I know rejection sucks. I wrote my short story the other day (first one) and edited it thrice till date for the fear of being rejected even before submission.


Hey Sarah,

can you tell me some reliable sites / houses where I can submit my short story?? I am newbie and looking for lot of help. Please do help me.

with warm regards
http://becomingprince.blogspot.com

Sarah Allen said...

Thank you all so much for the wonderful support and advice :)

@Sheila, no, I don't belong to a critique group, because I'm planning on moving in the next couple months, and then I'm for sure going to look into it. Thanks for the thought though.

@Amy: That's a very interesting idea :) To be honest, I've done all my submitting electronically, so I get rejection emails as opposed to letters. But like I said, I'm moving in the next while and probably then I'll set up a postal submission system for myself.

@Tim: wow, thank you!

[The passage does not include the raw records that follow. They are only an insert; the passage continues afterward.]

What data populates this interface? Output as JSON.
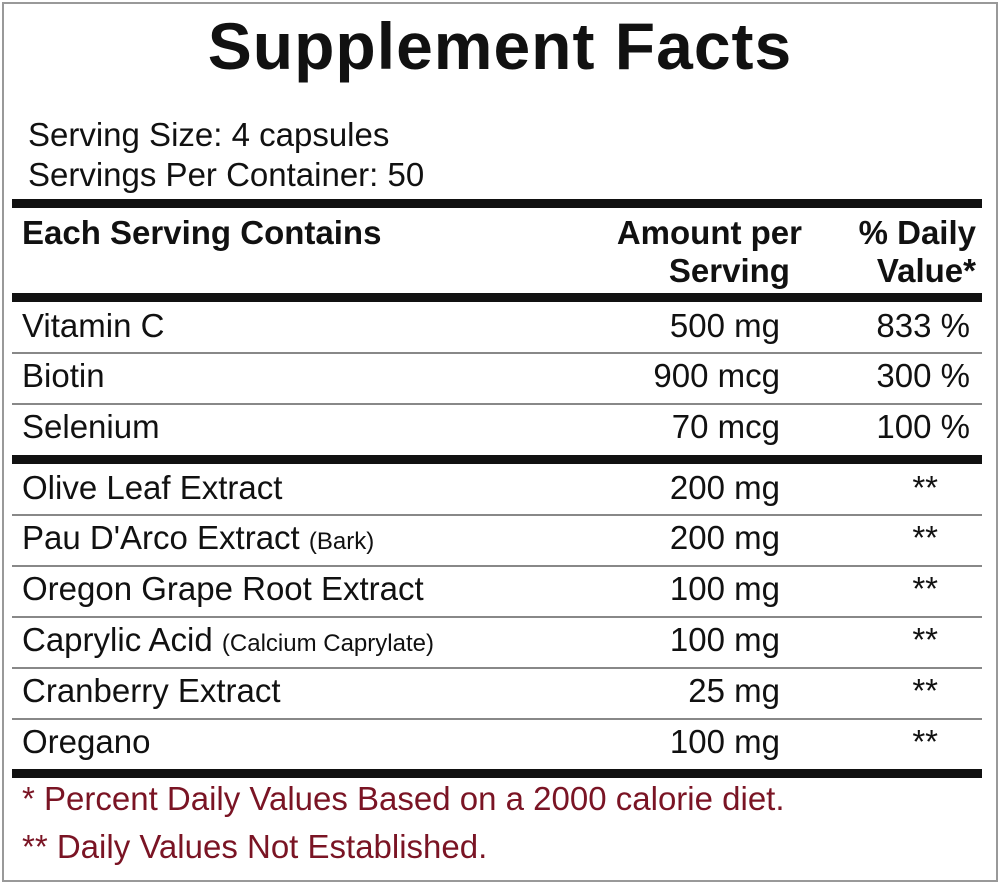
{
  "title": "Supplement Facts",
  "serving_size": "Serving Size: 4 capsules",
  "servings_per_container": "Servings Per Container: 50",
  "header": {
    "name": "Each Serving Contains",
    "amount": [
      "Amount per",
      "Serving"
    ],
    "dv": [
      "% Daily",
      "Value*"
    ]
  },
  "sections": [
    {
      "rows": [
        {
          "name": "Vitamin C",
          "amount": "500 mg",
          "dv": "833 %"
        },
        {
          "name": "Biotin",
          "amount": "900 mcg",
          "dv": "300 %"
        },
        {
          "name": "Selenium",
          "amount": "70 mcg",
          "dv": "100 %"
        }
      ]
    },
    {
      "rows": [
        {
          "name": "Olive Leaf Extract",
          "amount": "200 mg",
          "dv": "**"
        },
        {
          "name": "Pau D'Arco Extract",
          "note": "(Bark)",
          "amount": "200 mg",
          "dv": "**"
        },
        {
          "name": "Oregon Grape Root Extract",
          "amount": "100 mg",
          "dv": "**"
        },
        {
          "name": "Caprylic Acid",
          "note": "(Calcium Caprylate)",
          "amount": "100 mg",
          "dv": "**"
        },
        {
          "name": "Cranberry Extract",
          "amount": "25 mg",
          "dv": "**"
        },
        {
          "name": "Oregano",
          "amount": "100 mg",
          "dv": "**"
        }
      ]
    }
  ],
  "footnotes": [
    "* Percent Daily Values Based on a 2000 calorie diet.",
    "** Daily Values Not Established."
  ]
}
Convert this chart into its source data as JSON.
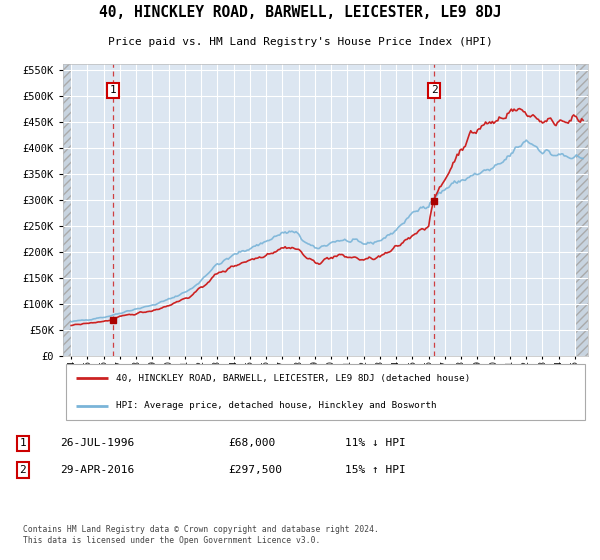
{
  "title": "40, HINCKLEY ROAD, BARWELL, LEICESTER, LE9 8DJ",
  "subtitle": "Price paid vs. HM Land Registry's House Price Index (HPI)",
  "legend_line1": "40, HINCKLEY ROAD, BARWELL, LEICESTER, LE9 8DJ (detached house)",
  "legend_line2": "HPI: Average price, detached house, Hinckley and Bosworth",
  "footnote": "Contains HM Land Registry data © Crown copyright and database right 2024.\nThis data is licensed under the Open Government Licence v3.0.",
  "marker1_date": "26-JUL-1996",
  "marker1_price": "£68,000",
  "marker1_hpi": "11% ↓ HPI",
  "marker2_date": "29-APR-2016",
  "marker2_price": "£297,500",
  "marker2_hpi": "15% ↑ HPI",
  "sale1_year": 1996.58,
  "sale1_value": 68000,
  "sale2_year": 2016.33,
  "sale2_value": 297500,
  "ylim": [
    0,
    560000
  ],
  "xlim_left": 1993.5,
  "xlim_right": 2025.8,
  "bg_color": "#dce6f1",
  "grid_color": "#ffffff",
  "hpi_line_color": "#7ab4d8",
  "price_line_color": "#cc2222",
  "sale_dot_color": "#aa0000",
  "marker_box_color": "#cc0000",
  "dashed_line_color": "#cc2222"
}
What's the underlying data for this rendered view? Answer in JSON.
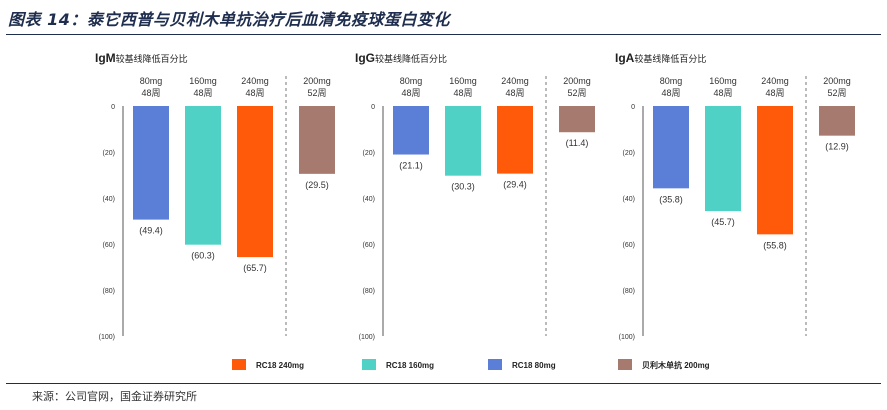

I agree with what you, even though it still hurts emotionally. But keeping what you've said in mind will help, because you're right: you have to gauge your writing from the inside. Thank you for your wisdom and encouragement.

@AllMyPosts: Best of luck with your writing! There are some great resources for good magazines. My two favorite are Duotrope.com and NewPages.com. Hope those help.

Thanks everyone!
Sarah

Demitria said...

Just keep trying...self doubt is just part of the process.

I love Colin Firth (the twice Mr. Darcy) I would so marry him. :)

demitrialunetta.blogspot.com

Rebecca Dupree said...

Rejection always is hard to take. I think the worst part of being a writer is the dreaded form letter. At least when you reject me, tell me why! Hand written notes don't make me feel as bad as typed run- of- the- mill rejection.